Andrew Liverod’s review published on Letterboxd:
"You found paradise in America. You had a good trade, you made a good living. The police protected you and there were courts of law. So you didn't need a friend like me. Now you come and say "Don Corleone, give me justice." But you don't ask with respect. You don't offer friendship. You don't even think to call me "Godfather." You come into my house on the day my daughter is to be married and you ask me to do murder - for money."
Filled with love, honour, betrayal and death The Godfather is structured very much like an opera and is the film that set the template for every subsequent Mafia and gangster film. Pinochle, cannoli, sleeping with the fishes, offers you cannot refuse - you heard them here first.

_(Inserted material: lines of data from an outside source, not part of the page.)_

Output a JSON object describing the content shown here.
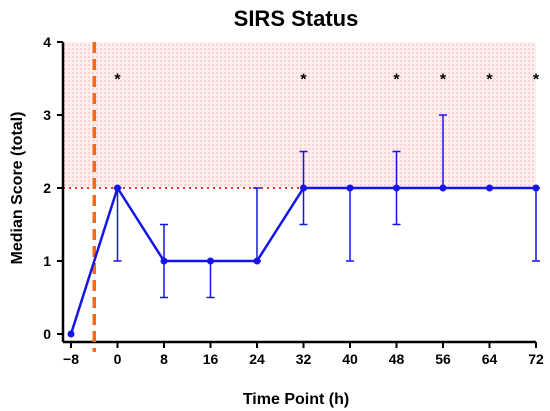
{
  "chart_data": {
    "type": "line",
    "title": "SIRS Status",
    "xlabel": "Time Point (h)",
    "ylabel": "Median Score (total)",
    "xlim": [
      -8,
      72
    ],
    "ylim": [
      0,
      4
    ],
    "x_ticks": [
      "−8",
      "0",
      "8",
      "16",
      "24",
      "32",
      "40",
      "48",
      "56",
      "64",
      "72"
    ],
    "x_tick_values": [
      -8,
      0,
      8,
      16,
      24,
      32,
      40,
      48,
      56,
      64,
      72
    ],
    "y_ticks": [
      "0",
      "1",
      "2",
      "3",
      "4"
    ],
    "y_tick_values": [
      0,
      1,
      2,
      3,
      4
    ],
    "series": [
      {
        "x": [
          -8,
          0,
          8,
          16,
          24,
          32,
          40,
          48,
          56,
          64,
          72
        ],
        "y": [
          0,
          2,
          1,
          1,
          1,
          2,
          2,
          2,
          2,
          2,
          2
        ],
        "err_low": [
          0,
          1,
          0.5,
          0.5,
          1,
          1.5,
          1,
          1.5,
          2,
          2,
          1
        ],
        "err_high": [
          0,
          2,
          1.5,
          1,
          2,
          2.5,
          2,
          2.5,
          3,
          2,
          2
        ],
        "color": "#1515e6"
      }
    ],
    "significance": {
      "label": "*",
      "x": [
        0,
        32,
        48,
        56,
        64,
        72
      ],
      "y": 3.5
    },
    "threshold_line": {
      "y": 2,
      "color": "#e8342a",
      "style": "dotted"
    },
    "shaded_region": {
      "y_from": 2,
      "y_to": 4,
      "color": "#f4a6a6"
    },
    "event_line": {
      "x": -4,
      "color": "#f26b1d",
      "style": "dashed"
    }
  }
}
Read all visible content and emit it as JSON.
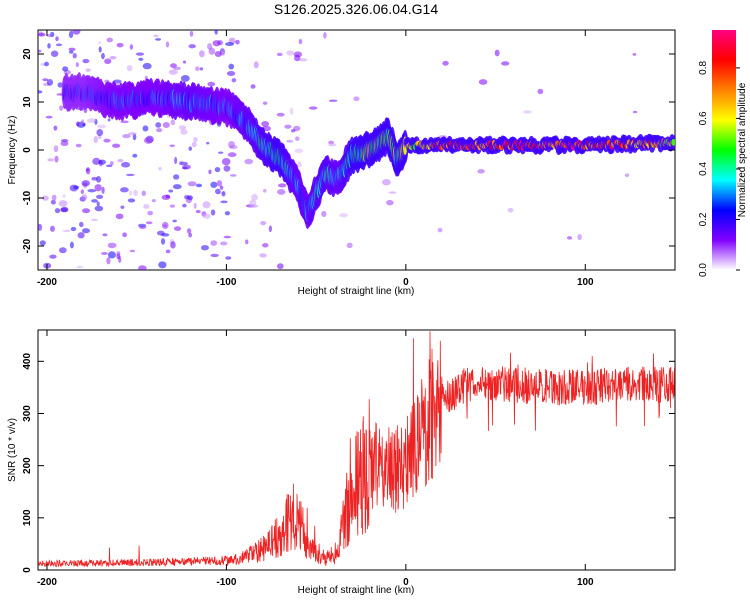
{
  "title": "S126.2025.326.06.04.G14",
  "chart_data": [
    {
      "type": "heatmap",
      "xlabel": "Height of straight line (km)",
      "ylabel": "Frequency (Hz)",
      "xlim": [
        -205,
        150
      ],
      "ylim": [
        -25,
        25
      ],
      "xticks": [
        {
          "v": -200,
          "label": "-200"
        },
        {
          "v": -100,
          "label": "-100"
        },
        {
          "v": 0,
          "label": "0"
        },
        {
          "v": 100,
          "label": "100"
        }
      ],
      "yticks": [
        {
          "v": 20,
          "label": "20"
        },
        {
          "v": 10,
          "label": "10"
        },
        {
          "v": 0,
          "label": "0"
        },
        {
          "v": -10,
          "label": "-10"
        },
        {
          "v": -20,
          "label": "-20"
        }
      ],
      "colorbar": {
        "label": "Normalized spectral amplitude",
        "range": [
          0,
          0.95
        ],
        "ticks": [
          {
            "v": 0.0,
            "label": "0.0"
          },
          {
            "v": 0.2,
            "label": "0.2"
          },
          {
            "v": 0.4,
            "label": "0.4"
          },
          {
            "v": 0.6,
            "label": "0.6"
          },
          {
            "v": 0.8,
            "label": "0.8"
          }
        ],
        "colors": [
          "#ffffff",
          "#8000ff",
          "#0000ff",
          "#00ffff",
          "#00ff00",
          "#ffff00",
          "#ff8000",
          "#ff0000",
          "#ff0080"
        ]
      },
      "ridge": [
        {
          "x": -180,
          "f": 12,
          "a": 0.25
        },
        {
          "x": -160,
          "f": 10,
          "a": 0.3
        },
        {
          "x": -140,
          "f": 11,
          "a": 0.3
        },
        {
          "x": -120,
          "f": 10,
          "a": 0.35
        },
        {
          "x": -100,
          "f": 9,
          "a": 0.3
        },
        {
          "x": -90,
          "f": 6,
          "a": 0.35
        },
        {
          "x": -80,
          "f": 1,
          "a": 0.4
        },
        {
          "x": -70,
          "f": -2,
          "a": 0.45
        },
        {
          "x": -62,
          "f": -6,
          "a": 0.35
        },
        {
          "x": -55,
          "f": -13,
          "a": 0.35
        },
        {
          "x": -45,
          "f": -5,
          "a": 0.4
        },
        {
          "x": -38,
          "f": -6,
          "a": 0.35
        },
        {
          "x": -30,
          "f": -1,
          "a": 0.45
        },
        {
          "x": -20,
          "f": 0,
          "a": 0.6
        },
        {
          "x": -10,
          "f": 3,
          "a": 0.55
        },
        {
          "x": -5,
          "f": -2,
          "a": 0.55
        },
        {
          "x": 0,
          "f": 1,
          "a": 0.6
        },
        {
          "x": 20,
          "f": 1,
          "a": 0.85
        },
        {
          "x": 60,
          "f": 1,
          "a": 0.9
        },
        {
          "x": 100,
          "f": 1,
          "a": 0.9
        },
        {
          "x": 150,
          "f": 1.5,
          "a": 0.7
        }
      ]
    },
    {
      "type": "line",
      "xlabel": "Height of straight line (km)",
      "ylabel": "SNR (10 * v/v)",
      "xlim": [
        -205,
        150
      ],
      "ylim": [
        0,
        460
      ],
      "xticks": [
        {
          "v": -200,
          "label": "-200"
        },
        {
          "v": -100,
          "label": "-100"
        },
        {
          "v": 0,
          "label": "0"
        },
        {
          "v": 100,
          "label": "100"
        }
      ],
      "yticks": [
        {
          "v": 0,
          "label": "0"
        },
        {
          "v": 100,
          "label": "100"
        },
        {
          "v": 200,
          "label": "200"
        },
        {
          "v": 300,
          "label": "300"
        },
        {
          "v": 400,
          "label": "400"
        }
      ],
      "series": [
        {
          "color": "#ee2222",
          "envelope": [
            {
              "x": -205,
              "y": 12
            },
            {
              "x": -150,
              "y": 14
            },
            {
              "x": -100,
              "y": 18
            },
            {
              "x": -90,
              "y": 22
            },
            {
              "x": -80,
              "y": 40
            },
            {
              "x": -70,
              "y": 70
            },
            {
              "x": -62,
              "y": 110
            },
            {
              "x": -55,
              "y": 55
            },
            {
              "x": -45,
              "y": 20
            },
            {
              "x": -38,
              "y": 35
            },
            {
              "x": -30,
              "y": 170
            },
            {
              "x": -20,
              "y": 200
            },
            {
              "x": -10,
              "y": 190
            },
            {
              "x": 0,
              "y": 200
            },
            {
              "x": 10,
              "y": 270
            },
            {
              "x": 20,
              "y": 320
            },
            {
              "x": 30,
              "y": 350
            },
            {
              "x": 45,
              "y": 360
            },
            {
              "x": 60,
              "y": 355
            },
            {
              "x": 80,
              "y": 350
            },
            {
              "x": 100,
              "y": 350
            },
            {
              "x": 120,
              "y": 355
            },
            {
              "x": 150,
              "y": 355
            }
          ]
        }
      ]
    }
  ]
}
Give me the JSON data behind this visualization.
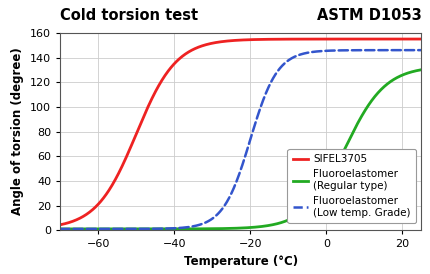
{
  "title_left": "Cold torsion test",
  "title_right": "ASTM D1053",
  "xlabel": "Temperature (°C)",
  "ylabel": "Angle of torsion (degree)",
  "xlim": [
    -70,
    25
  ],
  "ylim": [
    0,
    160
  ],
  "xticks": [
    -60,
    -40,
    -20,
    0,
    20
  ],
  "yticks": [
    0,
    20,
    40,
    60,
    80,
    100,
    120,
    140,
    160
  ],
  "series": [
    {
      "name": "SIFEL3705",
      "color": "#ee2222",
      "linestyle": "solid",
      "linewidth": 2.0,
      "midpoint": -50.0,
      "steepness": 0.19,
      "ymax": 155,
      "ymin": 1
    },
    {
      "name": "Fluoroelastomer\n(Regular type)",
      "color": "#22aa22",
      "linestyle": "solid",
      "linewidth": 2.0,
      "midpoint": 5.0,
      "steepness": 0.19,
      "ymax": 133,
      "ymin": 1
    },
    {
      "name": "Fluoroelastomer\n(Low temp. Grade)",
      "color": "#3355cc",
      "linestyle": "dashed",
      "linewidth": 1.8,
      "midpoint": -20.0,
      "steepness": 0.28,
      "ymax": 146,
      "ymin": 1
    }
  ],
  "background_color": "#ffffff",
  "grid_color": "#cccccc",
  "legend_fontsize": 7.5,
  "axis_label_fontsize": 8.5,
  "tick_fontsize": 8,
  "title_fontsize": 10.5
}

An obvious comparison would be with Goodfellas but where Scorsese's film is brash, fast and in your face, The Godfather is slower, theatrical and considered. Goodfellas is the Shangri-las' Leader of the Pack and The Godfather is Mascagni's Cavalleria Rusticana. Which do I prefer? I don't know, I really don't, but I seem to remember reading that the real Mafia had a bit of a soft spot for The Godfather and I really wouldn't want to go against them!
Filled with great performances, editing, composition and a terrific middle-8 set in Sicily, the Godfather never seems like a three hour film and is one that you'll watch again and again.